Castiel made coffee upstairs. He kept his pants on.
“Were you adopted?” Dean asked from the table.
“Gabriel is the black sheep of the family. But he's the one who took me in, so I suppose I tolerate a lot from him.”
“My old man—he wasn't real open minded.”
They didn't say anything for a few sips.
“So you work with your mother?” Castiel asked.
“Ever since my dad died. I like turning wrenches, but I hate covering phones. Gives her something to do.”
“How long ago did he pass away?”
“It'll be a year next month. Been hard on my mom. I moved back in with her; my brother didn’t want her to be lonely, but he lives across the country. That's why he got so pissed when I screwed up Valentine's Day. I thought he was taking care of the flowers, but it turned out I was supposed to order them.”
Castiel stilled around a mouthful of coffee. He swallowed. “Those were for your mother.”
“Yeah, I get her flowers every week...” Dean sat back with a funny look on his face. “You thought I was seeing someone?”
“It's not uncommon in this line of work. I’ve learned part of my job is discretion.”

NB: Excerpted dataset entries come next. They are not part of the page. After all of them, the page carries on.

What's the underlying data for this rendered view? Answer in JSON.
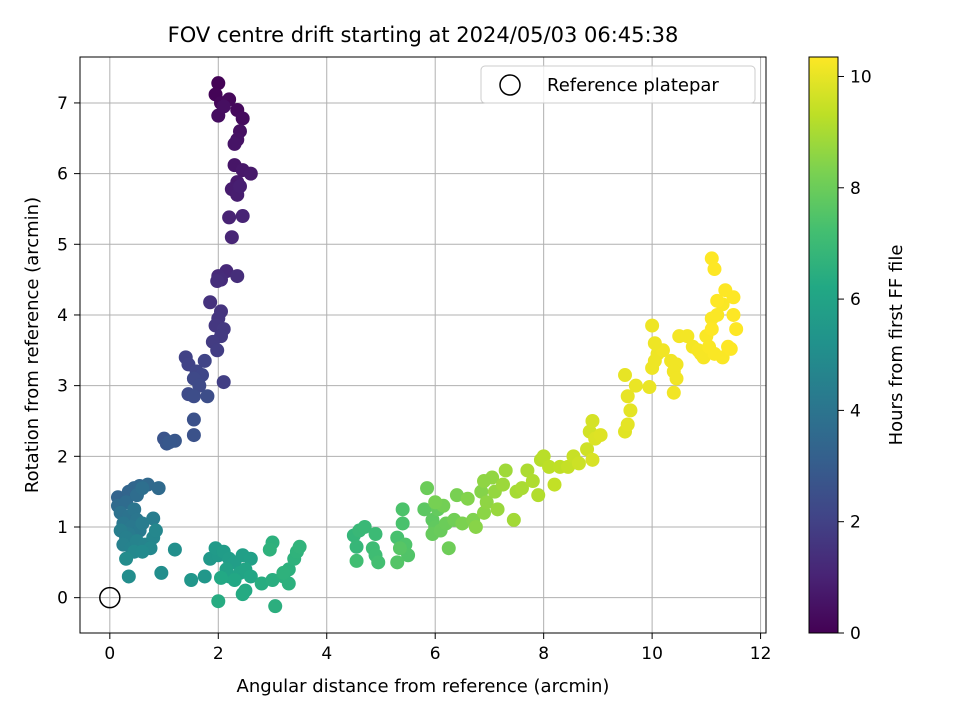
{
  "chart_data": {
    "type": "scatter",
    "title": "FOV centre drift starting at 2024/05/03 06:45:38",
    "xlabel": "Angular distance from reference (arcmin)",
    "ylabel": "Rotation from reference (arcmin)",
    "xlim": [
      -0.55,
      12.1
    ],
    "ylim": [
      -0.5,
      7.65
    ],
    "xticks": [
      0,
      2,
      4,
      6,
      8,
      10,
      12
    ],
    "yticks": [
      0,
      1,
      2,
      3,
      4,
      5,
      6,
      7
    ],
    "grid": true,
    "legend": {
      "position": "top-right",
      "entries": [
        "Reference platepar"
      ]
    },
    "reference_point": {
      "x": 0,
      "y": 0,
      "label": "Reference platepar"
    },
    "colorbar": {
      "label": "Hours from first FF file",
      "range": [
        0,
        10.35
      ],
      "ticks": [
        0,
        2,
        4,
        6,
        8,
        10
      ],
      "colormap": "viridis"
    },
    "points": [
      [
        2.0,
        7.28,
        0.05
      ],
      [
        1.95,
        7.12,
        0.1
      ],
      [
        2.05,
        7.0,
        0.15
      ],
      [
        2.2,
        7.05,
        0.2
      ],
      [
        2.35,
        6.9,
        0.25
      ],
      [
        2.45,
        6.78,
        0.3
      ],
      [
        2.0,
        6.82,
        0.35
      ],
      [
        2.1,
        6.95,
        0.4
      ],
      [
        2.4,
        6.6,
        0.45
      ],
      [
        2.35,
        6.48,
        0.5
      ],
      [
        2.3,
        6.42,
        0.55
      ],
      [
        2.3,
        6.12,
        0.6
      ],
      [
        2.45,
        6.05,
        0.65
      ],
      [
        2.6,
        6.0,
        0.7
      ],
      [
        2.35,
        5.88,
        0.75
      ],
      [
        2.25,
        5.78,
        0.8
      ],
      [
        2.35,
        5.7,
        0.85
      ],
      [
        2.4,
        5.82,
        0.9
      ],
      [
        2.2,
        5.38,
        1.0
      ],
      [
        2.45,
        5.4,
        1.05
      ],
      [
        2.25,
        5.1,
        1.1
      ],
      [
        2.15,
        4.62,
        1.2
      ],
      [
        2.0,
        4.55,
        1.25
      ],
      [
        2.05,
        4.5,
        1.3
      ],
      [
        2.35,
        4.55,
        1.35
      ],
      [
        1.98,
        4.48,
        1.4
      ],
      [
        1.85,
        4.18,
        1.5
      ],
      [
        2.05,
        4.05,
        1.55
      ],
      [
        2.0,
        3.95,
        1.6
      ],
      [
        1.95,
        3.85,
        1.65
      ],
      [
        2.1,
        3.8,
        1.7
      ],
      [
        2.05,
        3.7,
        1.75
      ],
      [
        1.9,
        3.62,
        1.8
      ],
      [
        1.98,
        3.5,
        1.85
      ],
      [
        2.1,
        3.05,
        1.9
      ],
      [
        1.4,
        3.4,
        2.0
      ],
      [
        1.45,
        3.3,
        2.05
      ],
      [
        1.75,
        3.35,
        2.1
      ],
      [
        1.6,
        3.2,
        2.15
      ],
      [
        1.7,
        3.15,
        2.2
      ],
      [
        1.55,
        3.1,
        2.25
      ],
      [
        1.65,
        3.0,
        2.3
      ],
      [
        1.45,
        2.88,
        2.35
      ],
      [
        1.55,
        2.85,
        2.4
      ],
      [
        1.8,
        2.85,
        2.45
      ],
      [
        1.55,
        2.52,
        2.55
      ],
      [
        1.55,
        2.3,
        2.6
      ],
      [
        1.0,
        2.25,
        2.7
      ],
      [
        1.05,
        2.18,
        2.75
      ],
      [
        1.2,
        2.22,
        2.8
      ],
      [
        1.1,
        2.2,
        2.85
      ],
      [
        0.15,
        1.42,
        3.3
      ],
      [
        0.35,
        1.5,
        3.35
      ],
      [
        0.45,
        1.55,
        3.4
      ],
      [
        0.55,
        1.58,
        3.45
      ],
      [
        0.7,
        1.6,
        3.5
      ],
      [
        0.9,
        1.55,
        3.55
      ],
      [
        0.15,
        1.3,
        3.6
      ],
      [
        0.3,
        1.35,
        3.65
      ],
      [
        0.5,
        1.45,
        3.7
      ],
      [
        0.6,
        1.55,
        3.75
      ],
      [
        0.2,
        1.2,
        3.9
      ],
      [
        0.35,
        1.15,
        3.95
      ],
      [
        0.45,
        1.25,
        4.0
      ],
      [
        0.5,
        1.1,
        4.05
      ],
      [
        0.25,
        1.05,
        4.1
      ],
      [
        0.4,
        1.0,
        4.15
      ],
      [
        0.55,
        0.95,
        4.2
      ],
      [
        0.35,
        0.9,
        4.25
      ],
      [
        0.6,
        1.05,
        4.3
      ],
      [
        0.8,
        1.12,
        4.35
      ],
      [
        0.2,
        0.95,
        4.4
      ],
      [
        0.3,
        0.85,
        4.45
      ],
      [
        0.25,
        0.75,
        4.5
      ],
      [
        0.4,
        0.7,
        4.55
      ],
      [
        0.5,
        0.8,
        4.6
      ],
      [
        0.65,
        0.75,
        4.65
      ],
      [
        0.8,
        0.85,
        4.7
      ],
      [
        0.85,
        0.95,
        4.75
      ],
      [
        0.75,
        0.7,
        4.8
      ],
      [
        0.45,
        0.65,
        4.85
      ],
      [
        0.6,
        0.65,
        4.9
      ],
      [
        0.3,
        0.55,
        4.95
      ],
      [
        0.35,
        0.3,
        5.0
      ],
      [
        0.95,
        0.35,
        5.05
      ],
      [
        1.2,
        0.68,
        5.1
      ],
      [
        1.5,
        0.25,
        5.4
      ],
      [
        1.75,
        0.3,
        5.45
      ],
      [
        1.85,
        0.55,
        5.5
      ],
      [
        2.0,
        0.6,
        5.55
      ],
      [
        1.95,
        0.7,
        5.6
      ],
      [
        2.1,
        0.65,
        5.65
      ],
      [
        2.2,
        0.55,
        5.7
      ],
      [
        2.3,
        0.5,
        5.75
      ],
      [
        2.45,
        0.6,
        5.8
      ],
      [
        2.6,
        0.55,
        5.85
      ],
      [
        2.15,
        0.4,
        5.9
      ],
      [
        2.2,
        0.3,
        5.95
      ],
      [
        2.4,
        0.35,
        6.0
      ],
      [
        2.5,
        0.4,
        6.05
      ],
      [
        2.6,
        0.3,
        6.1
      ],
      [
        2.3,
        0.25,
        6.15
      ],
      [
        2.05,
        0.28,
        6.2
      ],
      [
        2.5,
        0.1,
        6.25
      ],
      [
        2.45,
        0.05,
        6.3
      ],
      [
        2.0,
        -0.05,
        6.35
      ],
      [
        2.8,
        0.2,
        6.4
      ],
      [
        3.0,
        0.25,
        6.45
      ],
      [
        3.2,
        0.3,
        6.5
      ],
      [
        3.3,
        0.4,
        6.55
      ],
      [
        3.4,
        0.55,
        6.6
      ],
      [
        3.45,
        0.65,
        6.65
      ],
      [
        3.5,
        0.72,
        6.7
      ],
      [
        3.0,
        0.78,
        6.55
      ],
      [
        2.95,
        0.68,
        6.6
      ],
      [
        3.05,
        -0.12,
        6.5
      ],
      [
        3.3,
        0.2,
        6.55
      ],
      [
        3.2,
        0.35,
        6.6
      ],
      [
        4.5,
        0.88,
        6.8
      ],
      [
        4.55,
        0.72,
        6.85
      ],
      [
        4.6,
        0.95,
        6.9
      ],
      [
        4.7,
        1.0,
        6.95
      ],
      [
        4.9,
        0.9,
        7.0
      ],
      [
        4.85,
        0.7,
        7.05
      ],
      [
        4.9,
        0.6,
        7.1
      ],
      [
        4.55,
        0.52,
        7.15
      ],
      [
        4.95,
        0.5,
        7.2
      ],
      [
        5.3,
        0.85,
        7.3
      ],
      [
        5.4,
        1.05,
        7.35
      ],
      [
        5.4,
        1.25,
        7.4
      ],
      [
        5.45,
        0.75,
        7.45
      ],
      [
        5.5,
        0.6,
        7.5
      ],
      [
        5.3,
        0.5,
        7.55
      ],
      [
        5.35,
        0.7,
        7.6
      ],
      [
        5.8,
        1.25,
        7.7
      ],
      [
        5.95,
        1.1,
        7.75
      ],
      [
        6.0,
        1.0,
        7.8
      ],
      [
        6.05,
        1.25,
        7.85
      ],
      [
        5.95,
        0.9,
        7.9
      ],
      [
        6.1,
        0.95,
        7.95
      ],
      [
        6.2,
        1.05,
        8.0
      ],
      [
        6.25,
        0.7,
        8.05
      ],
      [
        6.35,
        1.1,
        8.1
      ],
      [
        6.15,
        1.3,
        8.15
      ],
      [
        6.0,
        1.35,
        8.2
      ],
      [
        6.4,
        1.45,
        8.25
      ],
      [
        6.5,
        1.05,
        8.3
      ],
      [
        6.7,
        1.1,
        8.35
      ],
      [
        6.6,
        1.4,
        8.4
      ],
      [
        6.85,
        1.5,
        8.45
      ],
      [
        6.75,
        1.0,
        8.5
      ],
      [
        6.9,
        1.2,
        8.55
      ],
      [
        6.95,
        1.35,
        8.6
      ],
      [
        7.05,
        1.7,
        8.65
      ],
      [
        7.1,
        1.5,
        8.7
      ],
      [
        7.15,
        1.25,
        8.75
      ],
      [
        7.25,
        1.6,
        8.8
      ],
      [
        7.3,
        1.8,
        8.85
      ],
      [
        7.45,
        1.1,
        8.9
      ],
      [
        7.5,
        1.5,
        8.95
      ],
      [
        7.6,
        1.55,
        9.0
      ],
      [
        7.7,
        1.8,
        9.05
      ],
      [
        7.8,
        1.65,
        9.1
      ],
      [
        7.9,
        1.45,
        9.15
      ],
      [
        7.95,
        1.95,
        9.2
      ],
      [
        8.0,
        2.0,
        9.25
      ],
      [
        8.1,
        1.85,
        9.3
      ],
      [
        8.3,
        1.85,
        9.35
      ],
      [
        8.2,
        1.6,
        9.4
      ],
      [
        8.45,
        1.85,
        9.45
      ],
      [
        8.55,
        2.0,
        9.5
      ],
      [
        8.65,
        1.9,
        9.55
      ],
      [
        8.8,
        2.1,
        9.6
      ],
      [
        8.85,
        2.35,
        9.65
      ],
      [
        8.9,
        2.5,
        9.7
      ],
      [
        8.9,
        1.95,
        9.75
      ],
      [
        8.95,
        2.25,
        9.8
      ],
      [
        5.85,
        1.55,
        8.0
      ],
      [
        6.9,
        1.65,
        8.6
      ],
      [
        9.05,
        2.3,
        9.85
      ],
      [
        9.5,
        2.35,
        9.9
      ],
      [
        9.55,
        2.45,
        9.95
      ],
      [
        9.6,
        2.65,
        9.95
      ],
      [
        9.55,
        2.85,
        10.0
      ],
      [
        9.5,
        3.15,
        10.0
      ],
      [
        9.7,
        3.0,
        10.05
      ],
      [
        9.95,
        2.98,
        10.05
      ],
      [
        10.0,
        3.25,
        10.1
      ],
      [
        10.05,
        3.35,
        10.1
      ],
      [
        10.1,
        3.45,
        10.1
      ],
      [
        10.2,
        3.5,
        10.15
      ],
      [
        10.35,
        3.35,
        10.15
      ],
      [
        10.45,
        3.3,
        10.15
      ],
      [
        10.5,
        3.7,
        10.2
      ],
      [
        10.65,
        3.7,
        10.2
      ],
      [
        10.75,
        3.55,
        10.2
      ],
      [
        10.85,
        3.5,
        10.25
      ],
      [
        10.9,
        3.45,
        10.25
      ],
      [
        10.95,
        3.4,
        10.25
      ],
      [
        11.0,
        3.7,
        10.3
      ],
      [
        11.05,
        3.55,
        10.3
      ],
      [
        11.15,
        3.45,
        10.3
      ],
      [
        11.3,
        3.4,
        10.3
      ],
      [
        11.4,
        3.55,
        10.35
      ],
      [
        11.1,
        3.95,
        10.3
      ],
      [
        11.2,
        4.0,
        10.3
      ],
      [
        11.3,
        4.15,
        10.3
      ],
      [
        11.5,
        4.0,
        10.35
      ],
      [
        11.55,
        3.8,
        10.35
      ],
      [
        11.5,
        4.25,
        10.35
      ],
      [
        11.35,
        4.35,
        10.35
      ],
      [
        11.1,
        4.8,
        10.35
      ],
      [
        11.15,
        4.65,
        10.35
      ],
      [
        11.2,
        4.2,
        10.35
      ],
      [
        11.1,
        3.8,
        10.35
      ],
      [
        10.05,
        3.6,
        10.1
      ],
      [
        10.0,
        3.85,
        10.1
      ],
      [
        10.4,
        3.2,
        10.15
      ],
      [
        10.45,
        3.1,
        10.15
      ],
      [
        10.4,
        2.9,
        10.15
      ],
      [
        11.45,
        3.52,
        10.35
      ]
    ]
  }
}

Dean’s expression was dark. “So, you think I’m the kinda guy who sends flowers to someone while I’m fucking someone else?”
“I knew you sent roses to someone on Valentine's Day. I knew we were drunk—”
“Didn't stop you from taking me home.”
Castiel hung his head. “No, it didn't.”
“Is that the reason you said you regretted it? Cause you thought I had someone at home?”
“Yes,” Castiel said.
“It’s not ‘cause you’re Narnia-deep in the closet or because of the type of work I do?”
“What? No, of course not.”
“I looked you up. Fancy law degree—my brother’s an attorney. It’s good money. The hell are you doing in this town?”
Castiel shrugged. “It was this or jump off a thirty-story building. I decided selling flowers was preferable to suicide.”
Dean was quiet for a minute. “You still feel like that?”
“No,” Castiel said.
“Okay. How ‘bout we start over,” Dean said. “You want to grab dinner?”
“I defrosted chicken this morning.” Castiel looked over his shoulder at the refrigerator and realized Dean could interpret his words as a rejection. “We never watched that movie,” he added.
In the morning, Alfie delivered an impressive bouquet to Mary Winchester on Briarwood Drive, and Castiel brought Dean coffee in bed. He took the day off.